The evidence of the Applicants, who testified, was that they believed that the primary reason for the Respondent not having employed them permanently or not having renewed their contracts was that they were members of SADTU. This was so in the light of the strained relationship between the management of the Respondent and SADTU. Whilst I find that there was a marked deterioration in the relationship between the union and the Respondent, there is no basis to suggest that the Applicants were the victims of a strained union/employer relationship. It was common cause that there were a number of lecturers who were not members of SADTU and whose contracts were not renewed at the time when the contracts of the Applicants had expired. It was also not disputed that some of the lecturers whose contracts had expired on 31 December 2009 had successfully applied for positions with the Respondent and are currently in the Respondent’s employ.

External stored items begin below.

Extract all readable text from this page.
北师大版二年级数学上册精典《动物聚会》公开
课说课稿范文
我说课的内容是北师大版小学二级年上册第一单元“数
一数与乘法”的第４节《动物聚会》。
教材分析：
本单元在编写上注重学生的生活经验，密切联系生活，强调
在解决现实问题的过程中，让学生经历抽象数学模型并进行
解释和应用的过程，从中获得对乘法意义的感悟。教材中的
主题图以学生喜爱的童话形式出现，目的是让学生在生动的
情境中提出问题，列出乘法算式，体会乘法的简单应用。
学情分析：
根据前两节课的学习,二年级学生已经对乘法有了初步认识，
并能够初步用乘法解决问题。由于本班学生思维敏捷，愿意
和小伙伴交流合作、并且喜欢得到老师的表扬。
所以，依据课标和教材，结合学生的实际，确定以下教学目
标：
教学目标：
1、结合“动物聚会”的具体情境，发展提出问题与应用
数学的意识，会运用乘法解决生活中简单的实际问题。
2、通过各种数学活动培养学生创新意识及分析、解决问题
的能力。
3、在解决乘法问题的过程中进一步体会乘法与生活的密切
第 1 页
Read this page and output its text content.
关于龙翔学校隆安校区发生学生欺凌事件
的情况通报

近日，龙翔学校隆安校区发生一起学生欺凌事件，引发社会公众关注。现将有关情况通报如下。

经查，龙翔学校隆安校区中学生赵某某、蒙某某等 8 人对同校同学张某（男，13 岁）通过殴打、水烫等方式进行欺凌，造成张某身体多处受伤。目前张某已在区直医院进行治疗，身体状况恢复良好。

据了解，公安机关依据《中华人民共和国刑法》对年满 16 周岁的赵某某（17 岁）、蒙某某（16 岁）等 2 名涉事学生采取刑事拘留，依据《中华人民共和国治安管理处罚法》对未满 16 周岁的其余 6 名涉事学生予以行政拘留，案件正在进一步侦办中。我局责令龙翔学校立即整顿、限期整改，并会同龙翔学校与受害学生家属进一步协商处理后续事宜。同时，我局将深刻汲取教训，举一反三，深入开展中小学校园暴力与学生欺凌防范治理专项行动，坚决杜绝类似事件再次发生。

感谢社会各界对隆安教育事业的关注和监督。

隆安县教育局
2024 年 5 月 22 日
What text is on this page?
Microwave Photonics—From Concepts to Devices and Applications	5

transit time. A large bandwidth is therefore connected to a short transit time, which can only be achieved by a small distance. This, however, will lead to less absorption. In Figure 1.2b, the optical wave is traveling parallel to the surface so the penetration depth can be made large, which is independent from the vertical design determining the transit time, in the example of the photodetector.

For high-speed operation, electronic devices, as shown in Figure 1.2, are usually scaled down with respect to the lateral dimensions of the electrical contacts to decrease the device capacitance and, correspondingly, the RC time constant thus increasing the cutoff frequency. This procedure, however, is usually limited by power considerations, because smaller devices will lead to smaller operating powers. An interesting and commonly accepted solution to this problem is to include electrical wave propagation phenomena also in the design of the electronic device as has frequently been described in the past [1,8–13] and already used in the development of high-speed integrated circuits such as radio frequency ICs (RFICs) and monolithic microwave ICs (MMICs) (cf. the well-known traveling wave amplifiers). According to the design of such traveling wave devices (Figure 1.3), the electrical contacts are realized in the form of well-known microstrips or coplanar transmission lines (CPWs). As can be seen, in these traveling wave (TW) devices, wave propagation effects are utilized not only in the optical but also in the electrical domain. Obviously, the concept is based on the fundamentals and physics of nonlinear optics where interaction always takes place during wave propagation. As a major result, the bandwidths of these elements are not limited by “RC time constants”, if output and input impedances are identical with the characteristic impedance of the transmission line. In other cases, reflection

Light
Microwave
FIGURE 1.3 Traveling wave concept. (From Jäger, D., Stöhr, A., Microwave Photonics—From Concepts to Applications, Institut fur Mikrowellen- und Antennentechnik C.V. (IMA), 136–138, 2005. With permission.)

The Applicants testified that they had a reasonable expectation that the Respondent would employ them permanently. The basis of the expectation was grounded in their evidence that the Respondent’s Human Resources Officer, Senzo Shezi, had informed them that their employment would be made permanent. “Whether the expectation so aroused will be regarded as being reasonable depends on the nature of the alleged assurance, the position of the person who gave it and the strength of warnings by the employer that the contract would in fact expire”.Grogan j; Dismissal, Discrimination and Unfair Labour Practices ;2005; p151. Senzo Shezi who is alleged to have given the assurances of permanent employment is a relatively junior employee in the hierarchy of the Human Resources Department and did not have the authority to give such undertakings. Decisions on such matters are made at the level of Council together with input from the rector. The fact that contracts were extended at the end of 2008 to the end of 2009 lends credence to Shezi’s denial that he had given assurances that the Applicants would be permanently employed. At the end of 2008 when their contracts were due to expire, the Applicants were given letters which confirmed the extension of their contracts for a further year to the end of 2009. There was no evidence before me to suggest that any of the recipients of these letters objected to the extension of their contracts for a further period of twelve months, nor did any of the recipients approach Shezi to enquire about his assurance of permanent employment.

The nature of the assurance of permanency in the context of the sector which is programme based, cannot be said to be reasonable. The need to engage lecturers is based on the programmes offered and the programmes offered will obviously depend on the enrollment of learners. In addition the Respondent had been in the process of implementing Level 4 of the new NCV curriculum.

The Applicants bear the onus in terms of Section 192(1) of the LRA to prove that the expectation of continued or permanent employment is reasonable. The Applicants have failed to discharge the onus.


The Applicants, whose fixed term contracts had expired by the effluxion of time, were not dismissed by the Respondent.